Updated

Florida nonprofits have taken in more than 3,000 unaccompanied minors from Central America who illegally crossed the southern border, but those organizations are being paid handsomely by taxpayers for their charity.

The Department of Health and Human Services' Tracking Accountability in Government Grants System, or TAGGS, reports Florida nonprofits have received $21 million thus far in 2014 to care for the children who came with a wave of illegals earlier this year.

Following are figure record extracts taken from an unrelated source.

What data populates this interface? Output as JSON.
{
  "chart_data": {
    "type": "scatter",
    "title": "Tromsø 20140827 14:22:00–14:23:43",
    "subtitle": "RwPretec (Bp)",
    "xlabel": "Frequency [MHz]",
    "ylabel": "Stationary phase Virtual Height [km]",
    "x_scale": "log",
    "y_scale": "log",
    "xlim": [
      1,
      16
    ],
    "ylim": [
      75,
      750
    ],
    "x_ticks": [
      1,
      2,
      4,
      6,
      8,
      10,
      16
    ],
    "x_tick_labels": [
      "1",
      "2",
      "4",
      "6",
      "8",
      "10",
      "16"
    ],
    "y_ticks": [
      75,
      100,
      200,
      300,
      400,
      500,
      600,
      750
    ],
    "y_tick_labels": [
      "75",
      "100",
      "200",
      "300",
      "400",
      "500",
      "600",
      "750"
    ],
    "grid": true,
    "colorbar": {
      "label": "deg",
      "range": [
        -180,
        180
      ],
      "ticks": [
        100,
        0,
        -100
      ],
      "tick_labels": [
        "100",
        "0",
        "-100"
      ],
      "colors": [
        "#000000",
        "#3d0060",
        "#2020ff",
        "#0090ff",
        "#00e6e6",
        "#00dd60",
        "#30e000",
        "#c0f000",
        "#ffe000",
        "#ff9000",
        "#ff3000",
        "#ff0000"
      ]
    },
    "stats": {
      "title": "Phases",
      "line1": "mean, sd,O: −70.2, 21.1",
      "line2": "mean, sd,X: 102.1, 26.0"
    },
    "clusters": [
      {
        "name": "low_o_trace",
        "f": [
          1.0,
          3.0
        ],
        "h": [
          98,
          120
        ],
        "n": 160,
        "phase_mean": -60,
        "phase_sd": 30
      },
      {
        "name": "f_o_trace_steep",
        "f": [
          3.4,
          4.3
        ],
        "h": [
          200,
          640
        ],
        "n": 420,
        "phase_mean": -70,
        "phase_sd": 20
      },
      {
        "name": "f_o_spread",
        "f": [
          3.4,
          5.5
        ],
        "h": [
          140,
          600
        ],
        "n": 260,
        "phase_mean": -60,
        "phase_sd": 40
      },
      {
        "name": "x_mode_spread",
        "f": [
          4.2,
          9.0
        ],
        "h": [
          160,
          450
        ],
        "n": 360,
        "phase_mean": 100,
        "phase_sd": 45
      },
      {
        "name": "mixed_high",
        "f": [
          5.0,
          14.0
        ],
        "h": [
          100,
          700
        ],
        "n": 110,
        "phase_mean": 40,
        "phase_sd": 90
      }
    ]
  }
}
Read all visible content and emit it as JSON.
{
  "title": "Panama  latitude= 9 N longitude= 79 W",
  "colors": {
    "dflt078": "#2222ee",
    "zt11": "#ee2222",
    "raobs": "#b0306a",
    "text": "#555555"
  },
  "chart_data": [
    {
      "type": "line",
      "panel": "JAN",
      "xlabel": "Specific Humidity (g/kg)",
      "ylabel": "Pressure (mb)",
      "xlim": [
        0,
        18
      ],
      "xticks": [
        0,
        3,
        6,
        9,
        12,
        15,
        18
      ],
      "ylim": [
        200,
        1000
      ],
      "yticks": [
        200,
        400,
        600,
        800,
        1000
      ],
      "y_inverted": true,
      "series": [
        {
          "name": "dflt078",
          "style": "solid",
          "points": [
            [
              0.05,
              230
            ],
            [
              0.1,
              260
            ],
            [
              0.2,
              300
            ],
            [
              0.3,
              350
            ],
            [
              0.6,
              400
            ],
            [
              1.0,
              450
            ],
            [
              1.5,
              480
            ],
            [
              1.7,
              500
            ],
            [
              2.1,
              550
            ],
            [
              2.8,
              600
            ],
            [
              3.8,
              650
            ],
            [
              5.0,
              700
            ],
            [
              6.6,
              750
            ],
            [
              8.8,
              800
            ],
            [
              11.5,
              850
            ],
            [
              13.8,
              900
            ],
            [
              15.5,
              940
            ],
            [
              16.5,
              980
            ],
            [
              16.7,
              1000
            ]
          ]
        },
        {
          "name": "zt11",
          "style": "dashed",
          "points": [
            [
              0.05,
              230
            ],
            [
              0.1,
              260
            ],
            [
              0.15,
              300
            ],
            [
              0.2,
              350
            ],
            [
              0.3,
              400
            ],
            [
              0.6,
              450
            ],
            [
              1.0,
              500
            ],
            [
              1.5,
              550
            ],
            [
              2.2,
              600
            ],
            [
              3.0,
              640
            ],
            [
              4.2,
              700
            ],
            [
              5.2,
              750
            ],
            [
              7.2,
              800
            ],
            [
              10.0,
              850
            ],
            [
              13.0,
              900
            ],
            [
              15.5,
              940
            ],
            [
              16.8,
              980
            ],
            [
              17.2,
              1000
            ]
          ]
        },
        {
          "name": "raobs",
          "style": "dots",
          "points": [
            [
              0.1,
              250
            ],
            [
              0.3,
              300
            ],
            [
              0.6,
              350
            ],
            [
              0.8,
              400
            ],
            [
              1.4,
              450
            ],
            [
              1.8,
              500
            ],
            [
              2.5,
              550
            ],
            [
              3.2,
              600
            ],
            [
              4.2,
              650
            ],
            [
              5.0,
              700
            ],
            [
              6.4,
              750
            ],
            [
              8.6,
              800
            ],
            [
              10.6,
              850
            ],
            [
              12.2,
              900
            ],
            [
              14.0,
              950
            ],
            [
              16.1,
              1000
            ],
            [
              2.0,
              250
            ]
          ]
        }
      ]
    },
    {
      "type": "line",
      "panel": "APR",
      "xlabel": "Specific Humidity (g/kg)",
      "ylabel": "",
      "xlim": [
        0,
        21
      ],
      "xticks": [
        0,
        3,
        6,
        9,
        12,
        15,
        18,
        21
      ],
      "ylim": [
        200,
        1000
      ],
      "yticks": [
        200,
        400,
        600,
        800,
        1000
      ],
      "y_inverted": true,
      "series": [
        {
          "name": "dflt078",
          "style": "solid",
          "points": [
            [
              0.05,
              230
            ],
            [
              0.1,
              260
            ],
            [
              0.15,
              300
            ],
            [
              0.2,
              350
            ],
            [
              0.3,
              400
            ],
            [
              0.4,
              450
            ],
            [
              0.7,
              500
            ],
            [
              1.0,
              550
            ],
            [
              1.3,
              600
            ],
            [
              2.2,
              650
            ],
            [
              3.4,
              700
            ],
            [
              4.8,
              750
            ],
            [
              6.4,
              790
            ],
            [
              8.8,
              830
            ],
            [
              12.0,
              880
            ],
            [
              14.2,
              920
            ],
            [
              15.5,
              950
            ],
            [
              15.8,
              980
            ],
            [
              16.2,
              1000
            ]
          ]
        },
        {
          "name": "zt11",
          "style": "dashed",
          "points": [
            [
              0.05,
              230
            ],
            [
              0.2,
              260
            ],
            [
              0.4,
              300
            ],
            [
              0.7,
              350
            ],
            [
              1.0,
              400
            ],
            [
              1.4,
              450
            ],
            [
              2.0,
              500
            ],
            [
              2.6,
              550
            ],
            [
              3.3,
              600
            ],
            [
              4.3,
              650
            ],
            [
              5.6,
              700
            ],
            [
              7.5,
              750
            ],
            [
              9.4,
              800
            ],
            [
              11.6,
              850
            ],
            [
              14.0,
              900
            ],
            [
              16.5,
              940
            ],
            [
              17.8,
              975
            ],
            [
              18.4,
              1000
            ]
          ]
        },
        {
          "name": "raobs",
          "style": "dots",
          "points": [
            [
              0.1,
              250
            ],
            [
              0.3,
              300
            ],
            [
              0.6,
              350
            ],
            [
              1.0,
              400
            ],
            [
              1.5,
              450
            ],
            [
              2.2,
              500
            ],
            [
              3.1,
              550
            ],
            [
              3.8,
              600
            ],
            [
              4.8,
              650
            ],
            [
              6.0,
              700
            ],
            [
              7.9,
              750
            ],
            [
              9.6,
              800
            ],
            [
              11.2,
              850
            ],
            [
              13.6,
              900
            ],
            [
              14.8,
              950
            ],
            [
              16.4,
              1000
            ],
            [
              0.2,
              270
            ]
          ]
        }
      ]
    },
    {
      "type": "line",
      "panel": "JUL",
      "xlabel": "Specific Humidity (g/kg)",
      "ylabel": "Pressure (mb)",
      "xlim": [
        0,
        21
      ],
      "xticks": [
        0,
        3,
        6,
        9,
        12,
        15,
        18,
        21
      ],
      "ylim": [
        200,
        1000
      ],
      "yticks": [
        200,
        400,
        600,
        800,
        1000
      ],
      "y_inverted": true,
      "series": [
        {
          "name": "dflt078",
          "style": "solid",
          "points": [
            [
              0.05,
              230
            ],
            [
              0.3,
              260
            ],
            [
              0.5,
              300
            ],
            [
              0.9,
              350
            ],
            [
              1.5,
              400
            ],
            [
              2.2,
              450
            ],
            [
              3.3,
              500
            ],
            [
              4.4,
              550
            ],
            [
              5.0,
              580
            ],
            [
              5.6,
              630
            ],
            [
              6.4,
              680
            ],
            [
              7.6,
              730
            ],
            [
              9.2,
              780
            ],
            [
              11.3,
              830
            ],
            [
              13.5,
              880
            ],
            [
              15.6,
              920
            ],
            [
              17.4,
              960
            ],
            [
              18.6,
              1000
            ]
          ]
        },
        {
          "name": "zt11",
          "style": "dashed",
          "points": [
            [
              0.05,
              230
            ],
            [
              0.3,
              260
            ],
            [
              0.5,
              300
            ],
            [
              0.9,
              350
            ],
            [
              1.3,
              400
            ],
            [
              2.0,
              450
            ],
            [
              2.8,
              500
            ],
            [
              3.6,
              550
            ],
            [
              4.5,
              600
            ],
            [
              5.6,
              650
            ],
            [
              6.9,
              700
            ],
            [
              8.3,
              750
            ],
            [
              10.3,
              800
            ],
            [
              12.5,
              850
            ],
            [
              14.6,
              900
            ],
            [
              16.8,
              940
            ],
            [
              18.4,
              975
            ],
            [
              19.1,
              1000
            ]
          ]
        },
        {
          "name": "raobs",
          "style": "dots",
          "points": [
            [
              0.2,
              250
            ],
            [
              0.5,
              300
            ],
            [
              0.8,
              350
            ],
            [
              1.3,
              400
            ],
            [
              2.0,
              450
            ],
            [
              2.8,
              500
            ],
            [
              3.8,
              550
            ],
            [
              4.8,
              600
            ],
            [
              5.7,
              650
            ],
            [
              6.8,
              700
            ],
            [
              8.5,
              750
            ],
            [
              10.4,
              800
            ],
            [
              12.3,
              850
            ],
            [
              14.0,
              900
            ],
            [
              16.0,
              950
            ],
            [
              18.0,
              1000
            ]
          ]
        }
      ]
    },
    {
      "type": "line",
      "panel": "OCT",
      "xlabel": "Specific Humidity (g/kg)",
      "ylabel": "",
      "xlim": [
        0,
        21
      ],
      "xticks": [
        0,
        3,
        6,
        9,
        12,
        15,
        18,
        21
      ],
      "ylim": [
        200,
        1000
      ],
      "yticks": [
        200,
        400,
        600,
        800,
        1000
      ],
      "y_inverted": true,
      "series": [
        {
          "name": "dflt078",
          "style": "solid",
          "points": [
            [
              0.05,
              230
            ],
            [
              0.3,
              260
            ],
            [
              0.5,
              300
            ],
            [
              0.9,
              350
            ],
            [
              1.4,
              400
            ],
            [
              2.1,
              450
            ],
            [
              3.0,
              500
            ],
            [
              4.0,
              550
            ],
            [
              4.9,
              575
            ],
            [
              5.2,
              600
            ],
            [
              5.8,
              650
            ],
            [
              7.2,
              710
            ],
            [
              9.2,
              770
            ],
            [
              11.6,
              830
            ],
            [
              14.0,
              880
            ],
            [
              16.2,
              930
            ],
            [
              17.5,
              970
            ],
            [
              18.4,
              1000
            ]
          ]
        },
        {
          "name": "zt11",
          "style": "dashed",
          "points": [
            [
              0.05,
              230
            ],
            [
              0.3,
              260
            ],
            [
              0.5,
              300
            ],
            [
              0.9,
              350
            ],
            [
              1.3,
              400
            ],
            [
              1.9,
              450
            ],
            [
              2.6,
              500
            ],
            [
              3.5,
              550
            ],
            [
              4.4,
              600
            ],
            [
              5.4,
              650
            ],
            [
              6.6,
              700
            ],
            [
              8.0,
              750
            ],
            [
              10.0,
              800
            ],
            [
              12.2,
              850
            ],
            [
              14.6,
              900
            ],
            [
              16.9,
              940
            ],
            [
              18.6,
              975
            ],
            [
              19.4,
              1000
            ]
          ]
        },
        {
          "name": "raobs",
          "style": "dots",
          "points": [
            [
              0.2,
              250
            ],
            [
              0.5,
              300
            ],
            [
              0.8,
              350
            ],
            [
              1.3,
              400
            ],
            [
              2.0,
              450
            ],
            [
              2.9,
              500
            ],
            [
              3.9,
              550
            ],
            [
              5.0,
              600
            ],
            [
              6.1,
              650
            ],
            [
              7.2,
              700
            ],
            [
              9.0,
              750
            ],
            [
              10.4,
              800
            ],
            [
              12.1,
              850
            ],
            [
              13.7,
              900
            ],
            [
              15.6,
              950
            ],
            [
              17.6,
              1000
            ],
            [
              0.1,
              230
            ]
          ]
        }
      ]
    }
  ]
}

His House Children's Home in Miami, a nonprofit providing residential care for abused, abandoned and neglected children, received the lion's share of that cash, about $10 million, nearly double what they got last year.

Catholics Charities of the Archdiocese of Miami received more than $4.3 million to care for 300 border children. Millions more went to The Gulf Coast Jewish Family Services Inc. in Pinellas County, Neighbor to Family in Volusia County, Sandy Pines Hospital in Palm Beach County and The Children`s Home Inc. in Hillsborough. For many of those groups, it was the first time they received federal grant money.

The Department of Health and Human Services is required by law to care for unaccompanied immigrant children when there is no parent or legal guardian in the United States.

The federal grants are meant to cover costs for temporary housing, medical care and support services.

But details of exactly how the money is being spent haven't been easy to come by.